Aku berusaha memajamkan mataku lagi, tapi pemandangan indah orang-orang kaya di daerah Mertoyudan membuatku iri. Begitu nyamannya mereka bergaya sana-sini dan setiap orang memandang takjub begitu saja. Sedangkan di sampingnya, orang-orang yang tidak mampu mau bergaya seperti apapun yang mereka gayakan selalu di pandang sebelah mata oleh orang awam seperti aku ini.
Sampailah aku pada kesimpulan bahwa hidup itu sebuah pilihan, mau baik atau buruk. Kaya atau miskin, pintar atau bodoh, dan bahagia atau tidak. Semua tergantung usaha, dan strategi kita. Salah satunya adalah strategi merebutkan kasih sayang Alloh. Tidak ada yang tahu seperti apa hati-hati manusia yang sungguh-sungguh beribadah pada Alloh, hanya Alloh yang tahu. Oleh karena itu penilaianku pada para penumpang bus ini menjadi tidak berarti. Karena hati-hati manusia tidak ada yang tahu.

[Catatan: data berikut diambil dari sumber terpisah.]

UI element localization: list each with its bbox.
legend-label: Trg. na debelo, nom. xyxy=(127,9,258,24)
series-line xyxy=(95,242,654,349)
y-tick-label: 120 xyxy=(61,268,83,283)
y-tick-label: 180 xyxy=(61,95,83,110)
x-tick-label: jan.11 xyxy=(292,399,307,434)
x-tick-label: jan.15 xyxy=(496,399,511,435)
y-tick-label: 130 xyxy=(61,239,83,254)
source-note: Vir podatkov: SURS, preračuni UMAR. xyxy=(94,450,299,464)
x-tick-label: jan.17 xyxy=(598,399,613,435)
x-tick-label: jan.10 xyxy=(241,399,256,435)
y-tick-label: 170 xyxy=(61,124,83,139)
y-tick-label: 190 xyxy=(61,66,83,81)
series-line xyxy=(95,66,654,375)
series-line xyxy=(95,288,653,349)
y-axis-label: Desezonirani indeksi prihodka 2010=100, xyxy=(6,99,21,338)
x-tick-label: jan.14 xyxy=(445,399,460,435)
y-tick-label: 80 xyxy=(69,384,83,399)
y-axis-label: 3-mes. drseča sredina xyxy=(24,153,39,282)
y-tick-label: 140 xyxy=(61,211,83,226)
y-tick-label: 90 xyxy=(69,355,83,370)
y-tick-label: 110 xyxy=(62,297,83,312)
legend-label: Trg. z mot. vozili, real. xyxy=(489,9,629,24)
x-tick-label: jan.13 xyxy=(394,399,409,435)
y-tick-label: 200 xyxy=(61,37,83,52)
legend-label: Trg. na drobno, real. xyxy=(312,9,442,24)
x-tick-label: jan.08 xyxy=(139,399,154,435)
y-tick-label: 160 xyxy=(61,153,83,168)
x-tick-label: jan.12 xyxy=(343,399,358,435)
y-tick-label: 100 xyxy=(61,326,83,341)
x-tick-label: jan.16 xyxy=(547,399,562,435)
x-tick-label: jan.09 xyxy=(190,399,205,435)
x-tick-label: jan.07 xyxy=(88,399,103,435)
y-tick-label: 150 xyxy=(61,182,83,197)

Ceritaku akan segera berakhir, maka perhatikan baik-baik.
Aku sudah sampai di asrama tempat aku tinggal selama aku menimba ilmu di sekolahku tercinta ini. Lelah? Pasti. Haus? Lebih pasti lagi. Ingin segera tidur? Jawabnya, Ya! Yang lebih pasti adalah pelajaran yang sudah dipetik selama dalam perjalanan menuju Jogjakarta. Di dalam Bus Jogja-Magelang. Aku yang semula punya hidup yang mengenaskan harus menghiasanya dengan keikhlasan hati dan semangat yang tinggi karena Alloh.
 Aku merebahkan tubuhku di atas kasur. Jam sudah menunjukkan pukul 22.45 semalaman ku habiskan waktuku membereskan seluruh harta bendaku yang berserakan di kamar. Aku benar-benar ingin istirahat. Aku tidur tanpa beban.
Sebentar. Tanpa beban, kataku?
Berarti, aku lupa?
Ah, ya sudah yang penting aku bisa tidur.